I wouldn't say that Gnome sucks really - I actually thought it was fast and had a nice 'feel', and I had it installed on an old machine too. I just think their ideas on useability are dead wrong.
In many ways Gnome comes from the Mac school of UI design, where they make it really, really simple and for all things their head will remain in their ass until they have a 2% market share and are just a clone of KDE. Of course, that's the same reason why I stopped being a Mac user way back in the day. Granted, even on Windows I'd have to do stupid registry or config editing, but I could do more of what I wanted. That's why I like Linux, if something doesn't work the way I want, worst case I can tweak some code and fix it, if I'm lucky (hasn't happened yet, I guess I'm too kludgy) it gets taken back into the mainline and thrown in the next os release or patch. But that said, I shouldn't have to do much more than click an "advanced" tab or button to get what I want done 99% of the time if the ui is good (IMO). That said, several versions ago the GF could use either environment without knowing much of a difference, nor much difficulty, at least until she needed the open office pos.

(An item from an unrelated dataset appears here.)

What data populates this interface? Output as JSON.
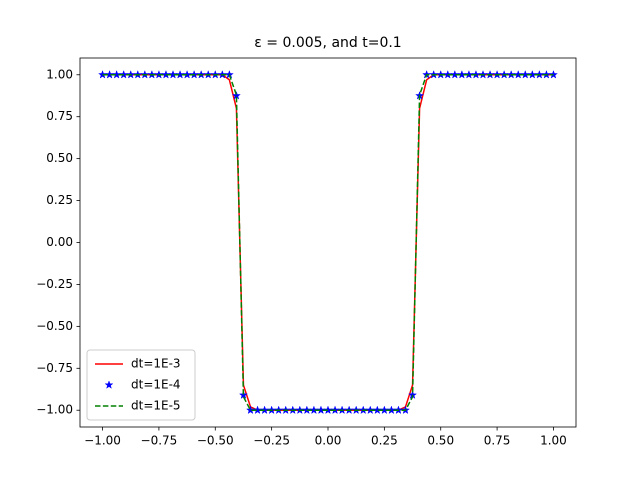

I also originally used gnome for license reasons, but started getting unhappy when they switched to metacity (# of options = 3) but then still stayed away from kde because kde was on a bling spree back then. Gnome started going in that direction too, seems slower, and most importantly, doesn't understand the hints from mythtv so when mythtv calls another program and then that program quits, the task bar gets the focus...WTF? So now I use KDE when I'm going to use it enough to care.